代表的な表示は扉開放、プローブ異常、温度高/低、停電履歴です。扉開放はサイクルが開始しない、もしくは中断する典型要因で、スイッチ不作動や半ドア、パッキン劣化の確認が有効です。プローブ異常は未挿入や断線、汚れの付着が原因になり、清掃と正しいモード選択で改善します。温度高/低は通気や負荷が主因のことが多く、周囲環境の是正とグリルの目詰まり解消が近道です。停電履歴や時計初期化は故障ではない場合があり、時刻再設定のうえ運転を再開し、食品の安全性は温度ログで評価します。
異音・異臭・漏電の疑いがある場合は直ちに停止し、人と食品の安全を最優先にします。扉を安易に開けず、必要に応じて予備保冷へ移送します。表示パネルは時刻とメッセージを撮影し、発生条件をメモします。この記録はHACCPやサービス依頼の要点であり、後工程での判断を速めます。停電や時計初期化の表示は復電後の設定で解消することが多い一方、履歴が示す時間帯の製品は別途基準に照らして評価します。

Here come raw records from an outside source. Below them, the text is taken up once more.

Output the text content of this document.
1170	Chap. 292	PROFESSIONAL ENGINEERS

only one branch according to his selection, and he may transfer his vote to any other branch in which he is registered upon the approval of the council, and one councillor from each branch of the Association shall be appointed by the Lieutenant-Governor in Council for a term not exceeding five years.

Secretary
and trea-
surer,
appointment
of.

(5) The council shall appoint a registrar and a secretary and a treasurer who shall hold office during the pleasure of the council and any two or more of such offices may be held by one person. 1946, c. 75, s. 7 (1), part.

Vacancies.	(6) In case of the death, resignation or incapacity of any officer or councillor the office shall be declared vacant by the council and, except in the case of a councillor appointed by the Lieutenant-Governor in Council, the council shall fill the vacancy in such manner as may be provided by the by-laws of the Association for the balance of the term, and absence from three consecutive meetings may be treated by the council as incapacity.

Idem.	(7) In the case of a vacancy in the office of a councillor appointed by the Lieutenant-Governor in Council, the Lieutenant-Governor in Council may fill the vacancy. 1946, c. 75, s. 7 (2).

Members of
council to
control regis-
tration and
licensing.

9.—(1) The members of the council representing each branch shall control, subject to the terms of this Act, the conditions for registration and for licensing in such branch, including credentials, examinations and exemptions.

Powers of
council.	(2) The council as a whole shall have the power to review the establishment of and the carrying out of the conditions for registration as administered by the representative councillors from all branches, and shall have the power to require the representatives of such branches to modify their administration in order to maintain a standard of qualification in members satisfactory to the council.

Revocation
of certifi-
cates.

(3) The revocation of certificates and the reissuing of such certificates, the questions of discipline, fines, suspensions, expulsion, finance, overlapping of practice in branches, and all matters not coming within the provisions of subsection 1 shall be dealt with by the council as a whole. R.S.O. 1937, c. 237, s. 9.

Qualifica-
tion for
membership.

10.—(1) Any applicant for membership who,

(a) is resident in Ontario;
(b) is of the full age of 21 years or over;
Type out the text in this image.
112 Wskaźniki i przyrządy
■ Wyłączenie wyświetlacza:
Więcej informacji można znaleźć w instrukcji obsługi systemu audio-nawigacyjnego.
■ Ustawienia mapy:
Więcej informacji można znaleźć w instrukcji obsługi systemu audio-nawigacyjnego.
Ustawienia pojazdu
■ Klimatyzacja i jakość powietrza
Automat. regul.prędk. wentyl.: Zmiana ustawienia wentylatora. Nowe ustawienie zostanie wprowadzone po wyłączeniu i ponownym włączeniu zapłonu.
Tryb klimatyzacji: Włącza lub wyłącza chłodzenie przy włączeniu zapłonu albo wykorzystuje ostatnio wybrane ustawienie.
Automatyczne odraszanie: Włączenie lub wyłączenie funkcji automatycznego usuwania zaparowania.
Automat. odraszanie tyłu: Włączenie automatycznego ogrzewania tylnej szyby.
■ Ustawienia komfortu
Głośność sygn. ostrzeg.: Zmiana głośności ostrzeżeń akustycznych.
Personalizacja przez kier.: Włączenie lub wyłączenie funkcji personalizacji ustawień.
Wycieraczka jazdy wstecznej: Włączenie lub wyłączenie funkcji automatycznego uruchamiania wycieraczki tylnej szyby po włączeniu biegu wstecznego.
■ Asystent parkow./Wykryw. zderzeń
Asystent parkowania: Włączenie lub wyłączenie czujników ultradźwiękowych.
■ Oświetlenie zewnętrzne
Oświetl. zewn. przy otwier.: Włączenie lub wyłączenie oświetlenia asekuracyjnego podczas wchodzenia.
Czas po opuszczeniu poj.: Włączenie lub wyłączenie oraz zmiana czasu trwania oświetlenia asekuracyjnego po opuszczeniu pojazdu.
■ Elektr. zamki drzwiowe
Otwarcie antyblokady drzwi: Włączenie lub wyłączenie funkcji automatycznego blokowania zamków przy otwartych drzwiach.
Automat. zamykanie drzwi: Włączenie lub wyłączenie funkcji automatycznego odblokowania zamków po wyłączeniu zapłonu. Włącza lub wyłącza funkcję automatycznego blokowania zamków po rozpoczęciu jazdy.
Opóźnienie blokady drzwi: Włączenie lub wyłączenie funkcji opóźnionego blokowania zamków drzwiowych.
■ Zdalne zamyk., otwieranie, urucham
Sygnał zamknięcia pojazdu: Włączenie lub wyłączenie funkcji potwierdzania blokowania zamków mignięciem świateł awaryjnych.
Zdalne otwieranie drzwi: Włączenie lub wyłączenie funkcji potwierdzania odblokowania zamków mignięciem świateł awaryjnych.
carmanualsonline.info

機器周囲のクリアランス、前面サービススペース、背面や側面の吸排気口の遮蔽を確認します。凝縮器・フィルターに埃があれば電源遮断後にフィン目に沿ってブラシ・掃除機で清掃し、高圧洗浄や放水は行いません。近接するフライヤーやスチームからの熱・湿気、直射日光も能力低下の要因になるため、配置の見直しが有効です。通気を確保できれば温度アラームや冷え不足が改善するケースが少なくありません。
投入温度が仕様範囲か、パンやトレーが密着して風路を塞いでいないか、扉開閉が多すぎないかを確認します。芯温プローブ運転とタイマー運転の設定違いは頻出ミスで、プローブ未挿入のままプローブモードを選んでいないか、または断線で誤作動していないかを点検します。扉スイッチの作動やパッキンの密閉性も同時に見直すと、冷却カーブの乱れを減らせます。
庫内や床の水溜まりはドレン詰まり、蒸発皿の不具合、間接排水の施工不良、水平不良が原因です。油脂残渣を除去し、エアギャップや落差、配管距離の据付条件を見直します。水平器で前後左右のレベリングを取り直し、床側のマットや段差による水の滞留も除去します。排水経路と設置条件を整えることで、再発率を大きく下げられます。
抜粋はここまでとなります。